BACK IT ON. I've had my car flatbeded twice in the past year, once each forward and backward. Backward is superior because the rear valence has a higher clearance than the front. Silly question: If you've had a PPI and bought this for dad, and presumably it runs and drives, why not just drive it home? Or surprise dad with a trip to wherever it's located, then have a father-son drive home? Also, given the sensitivity toward delivery condition as the ultimate gift, I'd recommend having a pro do it. I paid someone $800 to transport a Porsche 928 that far for me. Given what you're already paying for the car...
Hi Justin, Very good points, looks like backing up is a good way. I'm not 100% set on getting it my self, waiting on the shipping quote to come back and compare. However I'm a sucker for a good road trip and love going to Detroit so there's a couple of excuses plus I work for myself so time off is never an issue. Dad however would have a hard time getting off work that long and I'd like to have it down for his big party. Another good point on the car cover, just me being ocd. So the uhaul trailers have the straps that come over the entire wheels, those pretty effective? I've seen the trailers where it goes tru the rim spokes but that's not what the uhauls have. Again, thank you to everyone for your input, super helpful!!

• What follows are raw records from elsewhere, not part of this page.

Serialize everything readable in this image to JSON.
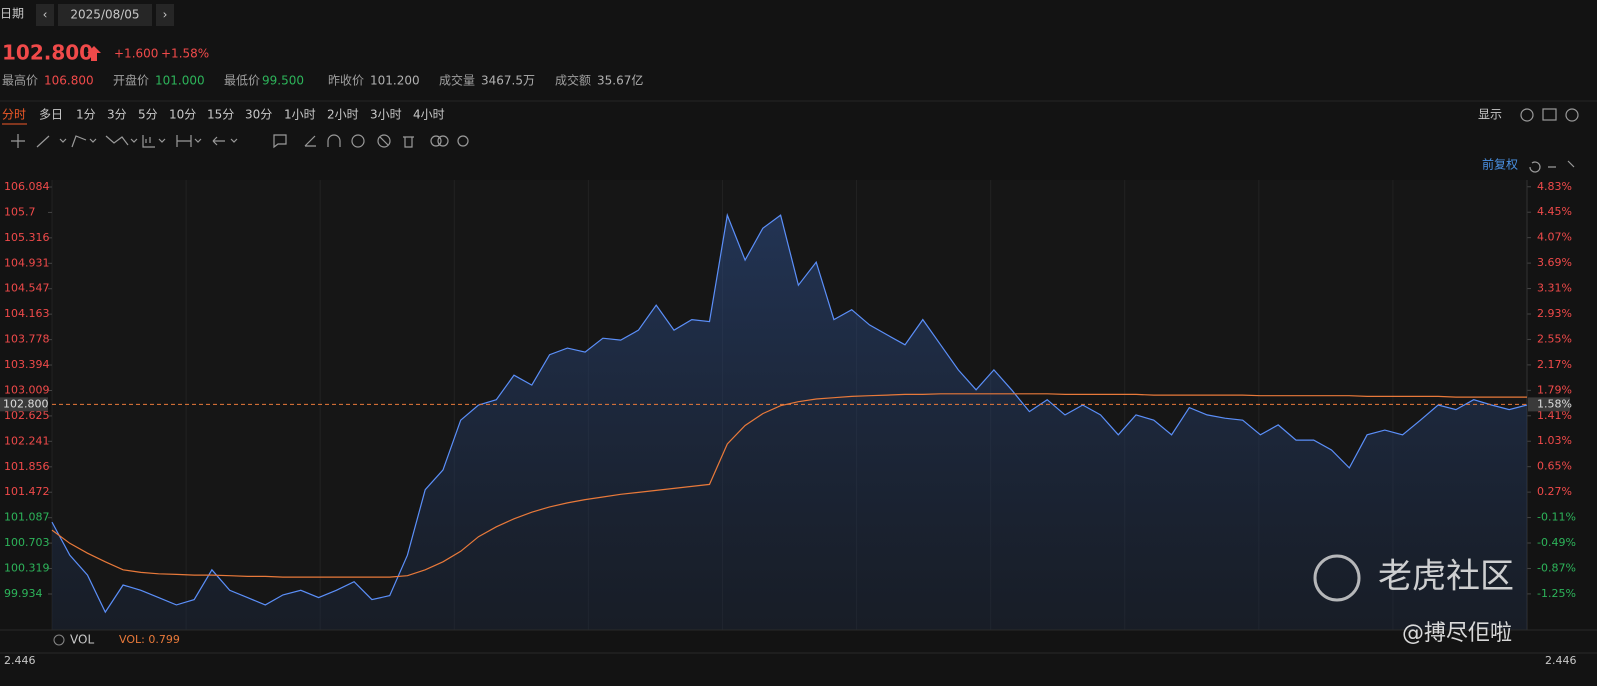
{
  "header": {
    "date_label": "日期",
    "date": "2025/08/05"
  },
  "quote": {
    "price": "102.800",
    "change": "+1.600",
    "change_pct": "+1.58%",
    "stats": [
      {
        "label": "最高价",
        "value": "106.800",
        "color": "#f04a4a"
      },
      {
        "label": "开盘价",
        "value": "101.000",
        "color": "#2db45a"
      },
      {
        "label": "最低价",
        "value": "99.500",
        "color": "#2db45a"
      },
      {
        "label": "昨收价",
        "value": "101.200",
        "color": "#b0b0b0"
      },
      {
        "label": "成交量",
        "value": "3467.5万",
        "color": "#b0b0b0"
      },
      {
        "label": "成交额",
        "value": "35.67亿",
        "color": "#b0b0b0"
      }
    ]
  },
  "periods": [
    "分时",
    "多日",
    "1分",
    "3分",
    "5分",
    "10分",
    "15分",
    "30分",
    "1小时",
    "2小时",
    "3小时",
    "4小时"
  ],
  "active_period": 0,
  "display": "显示",
  "adjust": "前复权",
  "chart_data": {
    "type": "line",
    "categories": [
      null,
      null,
      null,
      null,
      null,
      null,
      null,
      null,
      null,
      null,
      null,
      null,
      null,
      null,
      null,
      null,
      null,
      null,
      null,
      null,
      null,
      null,
      null,
      null,
      null,
      null,
      null,
      null,
      null,
      null,
      null,
      null,
      null,
      null,
      null,
      null,
      null,
      null,
      null,
      null,
      null,
      null,
      null,
      null,
      null,
      null,
      null,
      null,
      null,
      null,
      null,
      null,
      null,
      null,
      null,
      null,
      null,
      null,
      null,
      null,
      null,
      null,
      null,
      null,
      null,
      null,
      null,
      null,
      null,
      null,
      null,
      null,
      null,
      null,
      null,
      null,
      null,
      null,
      null,
      null,
      null,
      null,
      null,
      null
    ],
    "series": [
      {
        "color": "#5b8ff9",
        "area": true,
        "values": [
          101.02,
          100.52,
          100.22,
          99.66,
          100.07,
          99.99,
          99.88,
          99.77,
          99.85,
          100.3,
          99.99,
          99.88,
          99.77,
          99.92,
          99.99,
          99.88,
          99.99,
          100.12,
          99.85,
          99.91,
          100.52,
          101.51,
          101.81,
          102.56,
          102.79,
          102.87,
          103.24,
          103.09,
          103.55,
          103.65,
          103.59,
          103.8,
          103.77,
          103.92,
          104.3,
          103.92,
          104.08,
          104.05,
          105.66,
          104.98,
          105.46,
          105.66,
          104.6,
          104.95,
          104.08,
          104.23,
          104.0,
          103.85,
          103.7,
          104.08,
          103.7,
          103.32,
          103.02,
          103.32,
          103.02,
          102.69,
          102.87,
          102.64,
          102.79,
          102.64,
          102.34,
          102.64,
          102.56,
          102.34,
          102.75,
          102.64,
          102.59,
          102.56,
          102.34,
          102.49,
          102.26,
          102.26,
          102.11,
          101.84,
          102.34,
          102.41,
          102.34,
          102.56,
          102.79,
          102.72,
          102.87,
          102.79,
          102.72,
          102.79
        ]
      },
      {
        "color": "#e8793a",
        "area": false,
        "values": [
          100.9,
          100.7,
          100.55,
          100.42,
          100.3,
          100.26,
          100.24,
          100.23,
          100.22,
          100.22,
          100.21,
          100.2,
          100.2,
          100.19,
          100.19,
          100.19,
          100.19,
          100.19,
          100.19,
          100.19,
          100.21,
          100.3,
          100.42,
          100.58,
          100.8,
          100.95,
          101.07,
          101.17,
          101.25,
          101.31,
          101.36,
          101.4,
          101.44,
          101.47,
          101.5,
          101.53,
          101.56,
          101.59,
          102.2,
          102.48,
          102.66,
          102.78,
          102.84,
          102.88,
          102.9,
          102.92,
          102.93,
          102.94,
          102.95,
          102.95,
          102.96,
          102.96,
          102.96,
          102.96,
          102.96,
          102.96,
          102.96,
          102.95,
          102.95,
          102.95,
          102.95,
          102.95,
          102.94,
          102.94,
          102.94,
          102.94,
          102.94,
          102.94,
          102.93,
          102.93,
          102.93,
          102.93,
          102.93,
          102.93,
          102.92,
          102.92,
          102.92,
          102.92,
          102.92,
          102.91,
          102.91,
          102.91,
          102.91,
          102.91
        ]
      }
    ],
    "ylim": [
      99.39,
      106.19
    ],
    "yticks": [
      106.084,
      105.7,
      {
        "value": 105.316,
        "label": "105.316"
      },
      104.931,
      104.547,
      104.163,
      103.778,
      103.394,
      103.009,
      102.625,
      102.241,
      101.856,
      101.472,
      101.087,
      100.703,
      100.319,
      99.934
    ],
    "y2lim": [
      -1.789,
      4.931
    ],
    "y2ticks": [
      {
        "value": 4.83,
        "label": "4.83%"
      },
      {
        "value": 4.45,
        "label": "4.45%"
      },
      {
        "value": 4.07,
        "label": "4.07%"
      },
      {
        "value": 3.69,
        "label": "3.69%"
      },
      {
        "value": 3.31,
        "label": "3.31%"
      },
      {
        "value": 2.93,
        "label": "2.93%"
      },
      {
        "value": 2.55,
        "label": "2.55%"
      },
      {
        "value": 2.17,
        "label": "2.17%"
      },
      {
        "value": 1.79,
        "label": "1.79%"
      },
      {
        "value": 1.41,
        "label": "1.41%"
      },
      {
        "value": 1.03,
        "label": "1.03%"
      },
      {
        "value": 0.65,
        "label": "0.65%"
      },
      {
        "value": 0.27,
        "label": "0.27%"
      },
      {
        "value": -0.11,
        "label": "-0.11%"
      },
      {
        "value": -0.49,
        "label": "-0.49%"
      },
      {
        "value": -0.87,
        "label": "-0.87%"
      },
      {
        "value": -1.25,
        "label": "-1.25%"
      }
    ],
    "last_price": {
      "value": 102.8,
      "label": "102.800"
    },
    "last_pct": {
      "value": 1.58,
      "label": "1.58%"
    },
    "up_color": "#f04a4a",
    "down_color": "#2db45a"
  },
  "volume": {
    "label": "VOL",
    "value_label": "VOL: 0.799",
    "scale_left": "2.446",
    "scale_right": "2.446"
  },
  "watermark": {
    "brand": "老虎社区",
    "author": "@搏尽佢啦"
  }
}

I've had straps through AND over the wheels, but make sure they're quality straps without exposed tieback chains that could rub the rim. The wheels on the car are expensive to refinish, the 16" OEM ones rare and pricey to replace. If you insist on a car cover, get one with eyelets on the bottom to tie the sides together with bungee cords. No driver I've ever used on ANY car would allow me to put on a cover because of the supposed liability of it blowing off in traffic and causing havoc for other drivers. Perhaps if you can secure it through the eyelets, they'll cave in.
I always have used "over the tire" straps. I got a couple of sets of them from my late brother who was the safety manager for a company that had hundreds of trucks that hauled new cars to dealers. They used them for their "special deliveries" of high dollar cars. The straps let the car ride on it's suspension. Almost all new cars were chained down at factory supplied holes that are somewhat industry standard today. The chains are cranked down very tight to gain enough height for more cars overhead and to keep the cars from moving vertically at all. You wouldn't believe how many new cars suffer roof damage from hitting the rack supporting the car above. The next time you pass a car carrier note just how close the cars are packed together. There is a real science of how the loads are built by model and position on the trailer to get the maximum amount of cars on the trailer. I would never use a car cover on an open trailer, the wind will move the cover around and scratch the paint.